# Oh so close!!!



## PDDMI (Oct 25, 2015)

This was such a close call with the Polar Express and he almost paid “deerly”...for it...

http://www.mlive.com/news/us-world/index.ssf/2017/11/polar_express_deer.html#incart_river_home


----------



## seayakbill (Jan 16, 2016)

PDDMI said:


> This was such a close call with the Polar Express and he almost paid “deerly”...for it...
> 
> http://www.mlive.com/news/us-world/index.ssf/2017/11/polar_express_deer.html#incart_river_home


WOW, one lucky deer, that would have been messy.

Bill


----------



## Spence (Oct 15, 2015)

Would have been venison for Thanksgiving instead of turkey.


----------



## Guest (Nov 26, 2017)

The last thing the kids on board needed to see was a deer that didn't make it. Close call, but happy ending.


----------



## tjcruiser (Jan 10, 2010)

Yikes! I guess deer have 9 lives, too!


----------



## DennyM (Jan 3, 2016)

That could have been messy.


----------



## Big Jim (Nov 17, 2015)

Being on a straight line like that, I doubt that anyone on the train would have seen anything.


----------



## DennyM (Jan 3, 2016)

I have a friend who's dad was a engineer. He could tell when his father hit a animal because he was sad when he came home. If he hit a person he would be angry because they were too stupid to get out of the way.


----------



## Krieglok (Sep 7, 2013)

DennyM said:


> I have a friend who's dad was a engineer. He could tell when his father hit a animal because he was sad when he came home. If he hit a person he would be angry because they were too stupid to get out of the way.

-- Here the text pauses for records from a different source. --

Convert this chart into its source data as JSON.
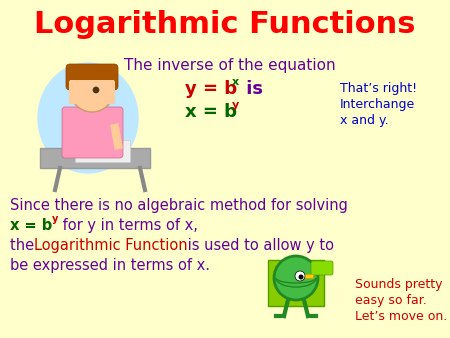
{
  "bg_color": "#FFFFCC",
  "title": "Logarithmic Functions",
  "title_color": "#FF0000",
  "title_fontsize": 22,
  "subtitle": "The inverse of the equation",
  "subtitle_color": "#660099",
  "subtitle_fontsize": 11,
  "eq1_color": "#CC0000",
  "eq1_super_color": "#006600",
  "eq2_color": "#006600",
  "eq2_super_color": "#CC0000",
  "eq_is_color": "#660099",
  "callout1_lines": [
    "That’s right!",
    "Interchange",
    "x and y."
  ],
  "callout1_color": "#0000CC",
  "callout1_fontsize": 9,
  "body_color": "#660099",
  "body_fontsize": 10.5,
  "highlight_color": "#CC0000",
  "green_color": "#006600",
  "sounds_lines": [
    "Sounds pretty",
    "easy so far.",
    "Let’s move on."
  ],
  "sounds_color": "#CC0000",
  "sounds_fontsize": 9
}
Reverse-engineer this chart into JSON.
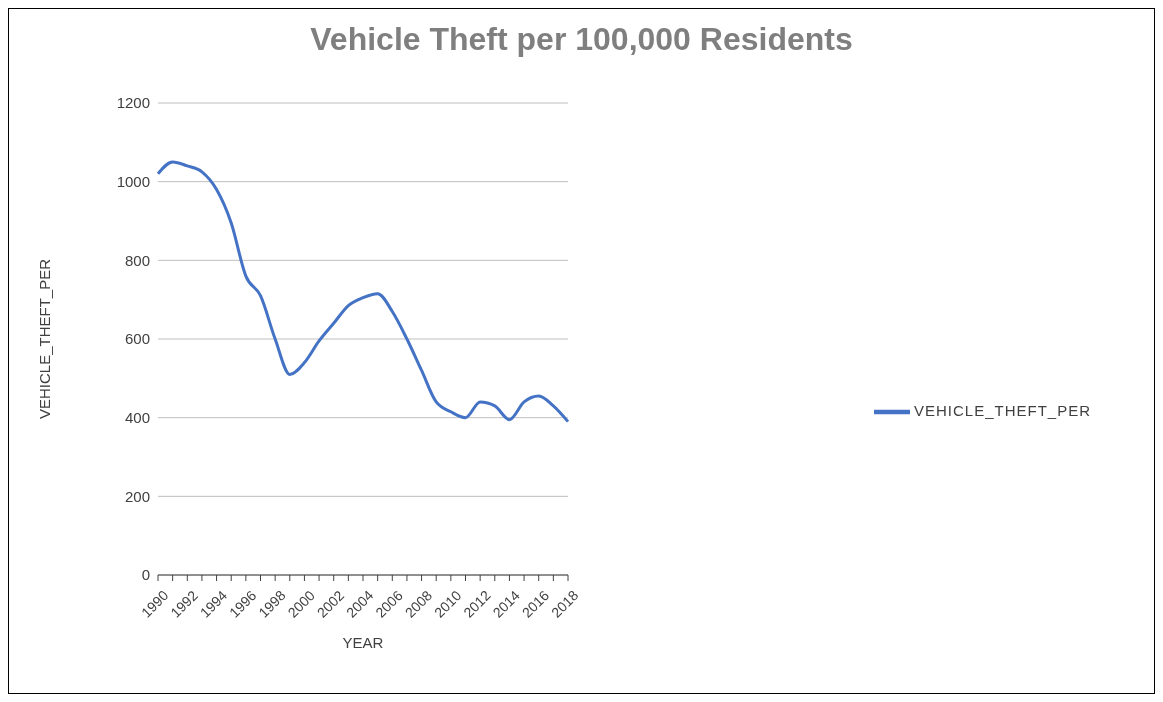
{
  "chart_data": {
    "type": "line",
    "title": "Vehicle Theft per 100,000 Residents",
    "xlabel": "YEAR",
    "ylabel": "VEHICLE_THEFT_PER",
    "categories": [
      "1990",
      null,
      "1992",
      null,
      "1994",
      null,
      "1996",
      null,
      "1998",
      null,
      "2000",
      null,
      "2002",
      null,
      "2004",
      null,
      "2006",
      null,
      "2008",
      null,
      "2010",
      null,
      "2012",
      null,
      "2014",
      null,
      "2016",
      null,
      "2018"
    ],
    "series": [
      {
        "name": "VEHICLE_THEFT_PER",
        "color": "#4472c4",
        "values": [
          1020,
          1050,
          1040,
          1025,
          980,
          895,
          760,
          710,
          600,
          510,
          540,
          595,
          640,
          685,
          705,
          715,
          670,
          600,
          520,
          440,
          415,
          400,
          440,
          430,
          395,
          440,
          455,
          430,
          390
        ]
      }
    ],
    "ylim": [
      0,
      1200
    ],
    "yticks": [
      0,
      200,
      400,
      600,
      800,
      1000,
      1200
    ],
    "grid": "y",
    "legend": "right",
    "marker": "none",
    "line_style": "solid"
  }
}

You pretty much hit the mark with that comment. When I hit an animal, I feel bad and I hope for a quick kill. I have two human trespasser fatalities and I didn't feel bad for them, as bad as it may sound. They did it to themselves as conscious decisions. Unless it is a child, suicide or someone who doesn't know better, there is an absence of grief.

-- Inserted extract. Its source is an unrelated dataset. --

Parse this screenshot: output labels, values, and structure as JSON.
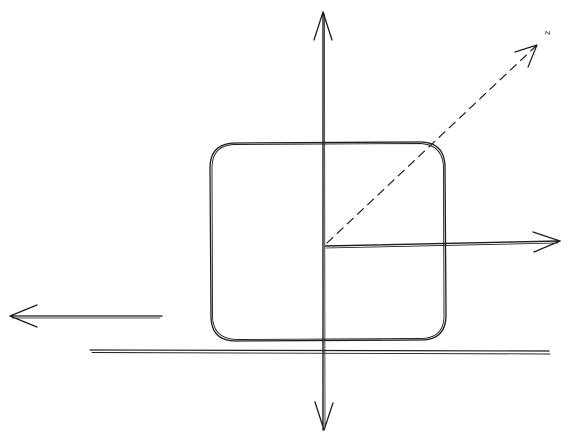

The other thing to consider about the video is the possibility of the animal being struck and being thrown into the photographers. When we strike deer, there is usually a 50-50 chance of them ending up under the wheels or being tossed down the right of way with tremendous force. There is rarely a "splatter" situation...

We have many more close calls than actual strikes...thank God.

Sorry if this post is too descriptive. Administrator, please delete if you find this inappropriate.

Tom


----------



## Rip Track (Dec 15, 2012)

I heard a report this morning that 106 reindeer where killed by trains in Norway, over a span of 4 days. Apparently a communications break down prevented the engineers from receiving warnings about the herds, and travel at slower speeds.


----------